Not only is fan behavior and the fact that a relationship is scandalized whack, but so are celebrity apologies.
I don’t think celebrities should apologize for normal human behavior. But this is expected in Korea’s hypersensitive (snowflake?) entertainment industry and fandom culture and celebrities often deliver, whether it is truly warranted or not.
There are many times when stars nd up issuing apologies for frivolous matters and ordinary human activities and behavior. Trot singer Hong Jin-young apologized for being too energetic on a variety show while comedian Yoo Byung-jae apologized after praising the screenplay for the drama “My Mister.”
Conversely, the way that celebrities — and media outlets at times — based in places like Hollywood react to such criticism and bad mouthing is a striking contrast. When Beyonce’s husband Jay-Z’s extramarital affair was hinted at in the singer’s Grammy and Peabody Award-winning Lemonade album, people speculated on who the other woman was and the state of the two artists’ relationship. On the matter, the two did not issue any statements until the rapper’s interview with The New York Times and David Letterman.

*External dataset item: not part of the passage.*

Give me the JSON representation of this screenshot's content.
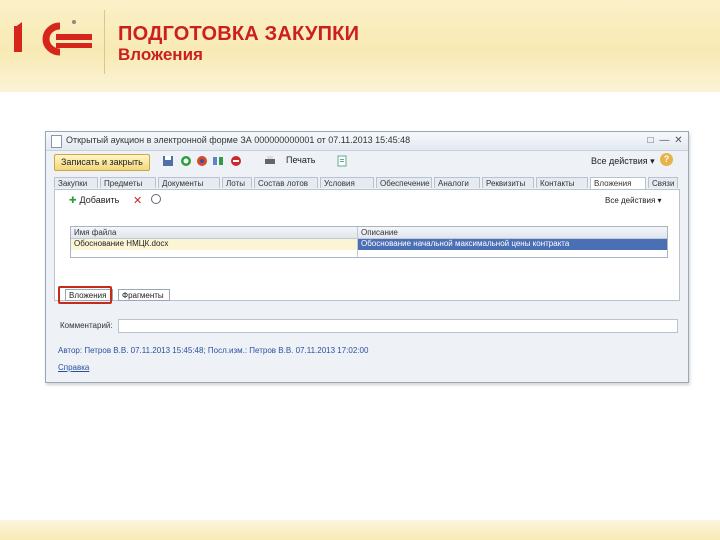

However, I cannot recall any media or fans saying he needs to retire, not make a public appearance, or apologize for his behavior. In fact, fans of these celebrities and the public at large usually don’t expect or want an apology, and stars rarely dish them out. If they do, it is a private matter or in the case of Jay-Z, was integrated into his song “4:44,” or Justin Bieber’s “Sorry.”
Likewise, Hollywood stars tend to push back against negative publicity. Actress Jennifer Aniston who is best known for her role as Rachel Green on the 90’s sitcom “Friends,” pushed back against media and fans talking about her love life. In an interview for InStyle Magazine, the actress said that when it comes to reports about her, she “can sit back and laugh at the ridiculous headlines because they have gotten more and more absurd.”

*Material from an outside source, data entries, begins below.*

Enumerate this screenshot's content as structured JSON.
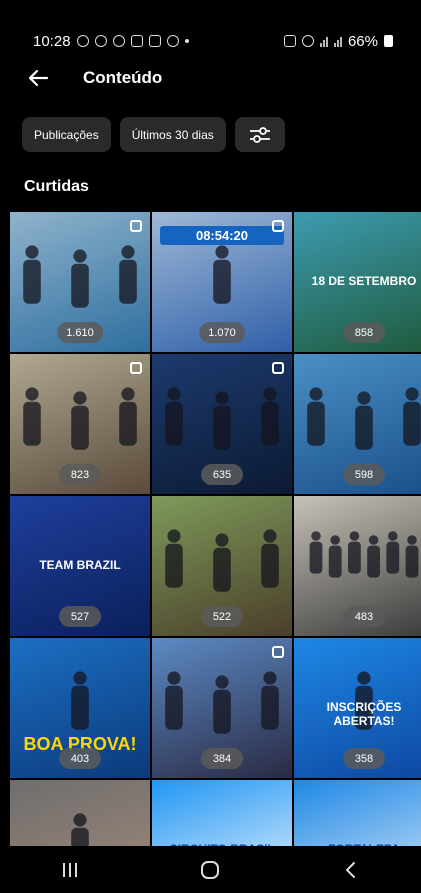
{
  "status_bar": {
    "time": "10:28",
    "battery": "66%"
  },
  "header": {
    "title": "Conteúdo"
  },
  "filters": {
    "type_label": "Publicações",
    "period_label": "Últimos 30 dias",
    "settings_icon": "sliders-icon"
  },
  "section_title": "Curtidas",
  "posts": [
    {
      "count": "1.610",
      "scene": "swimmers-podium",
      "colors": [
        "#8fb3cc",
        "#2d6e9e"
      ]
    },
    {
      "count": "1.070",
      "scene": "finish-clock",
      "clock": "08:54:20",
      "colors": [
        "#9fb9d6",
        "#2f5fa8"
      ]
    },
    {
      "count": "858",
      "scene": "map-promo",
      "promo": "18 DE SETEMBRO",
      "colors": [
        "#3d9bb0",
        "#1e5a3c"
      ]
    },
    {
      "count": "823",
      "scene": "cyclists-arc",
      "colors": [
        "#b0a892",
        "#5a4a3a"
      ]
    },
    {
      "count": "635",
      "scene": "runners-dark",
      "colors": [
        "#1d3a6e",
        "#0b1a33"
      ]
    },
    {
      "count": "598",
      "scene": "podium-numbers",
      "colors": [
        "#4a90c4",
        "#1a4f8a"
      ]
    },
    {
      "count": "527",
      "scene": "team-brazil",
      "promo": "TEAM BRAZIL",
      "colors": [
        "#1e3f9c",
        "#0b1f5a"
      ]
    },
    {
      "count": "522",
      "scene": "bike-park",
      "colors": [
        "#7e9a5a",
        "#4a3e2a"
      ]
    },
    {
      "count": "483",
      "scene": "group-photo",
      "colors": [
        "#c7c2b8",
        "#3a3a3a"
      ]
    },
    {
      "count": "403",
      "scene": "boa-prova",
      "promo": "BOA PROVA!",
      "colors": [
        "#1c6fc4",
        "#0b3a7a"
      ]
    },
    {
      "count": "384",
      "scene": "medals",
      "colors": [
        "#5c8ac4",
        "#2a2a44"
      ]
    },
    {
      "count": "358",
      "scene": "inscricoes",
      "promo": "INSCRIÇÕES ABERTAS!",
      "colors": [
        "#1e88e5",
        "#0d47a1"
      ]
    },
    {
      "count": "",
      "scene": "portrait",
      "colors": [
        "#6e6e6e",
        "#a88c7a"
      ]
    },
    {
      "count": "",
      "scene": "circuito-sprint",
      "promo": "CIRCUITO BRASIL",
      "colors": [
        "#2196f3",
        "#ffffff"
      ]
    },
    {
      "count": "",
      "scene": "circuito-fortaleza",
      "promo": "FORTALEZA",
      "colors": [
        "#1e88e5",
        "#e8f1fb"
      ]
    }
  ],
  "nav": {
    "recents_icon": "recent-apps-icon",
    "home_icon": "home-icon",
    "back_icon": "back-icon"
  }
}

Continuing, Aniston said commented on misconceptions, and her response is good enough to warrant a blockquote:
“The misconceptions are “Jen can’t keep a man,” and “Jen refuses to have a baby because she’s selfish and committed to her career.” Or that I’m sad and heartbroken. First, with all due respect, I’m not heartbroken. And second, those are reckless assumptions. No one knows what’s going on behind closed doors. No one considers how sensitive that might be for my partner and me. They don’t know what I’ve been through medically or emotionally. There is a pressure on women to be mothers, and if they are not, then they’re deemed damaged goods. Maybe my purpose on this planet isn’t to procreate. Maybe I have other things I’m supposed to do. “
It is punchy and the absolute opposite of an apology or the often used statement made by a management agency. Aniston effectively established her boundaries for privacy, her career, and her life — something that many won’t and shouldn’t have a say in. I’ve said it once before, but being a celebrity does not mean you are a doll for the media nor fans and it is wrong for them to think so.
Nonetheless, at some point demands for celebrities to apologize for frivolous matters or normal behavior needs to stop and fans need to stop feeling so entitled to their lives.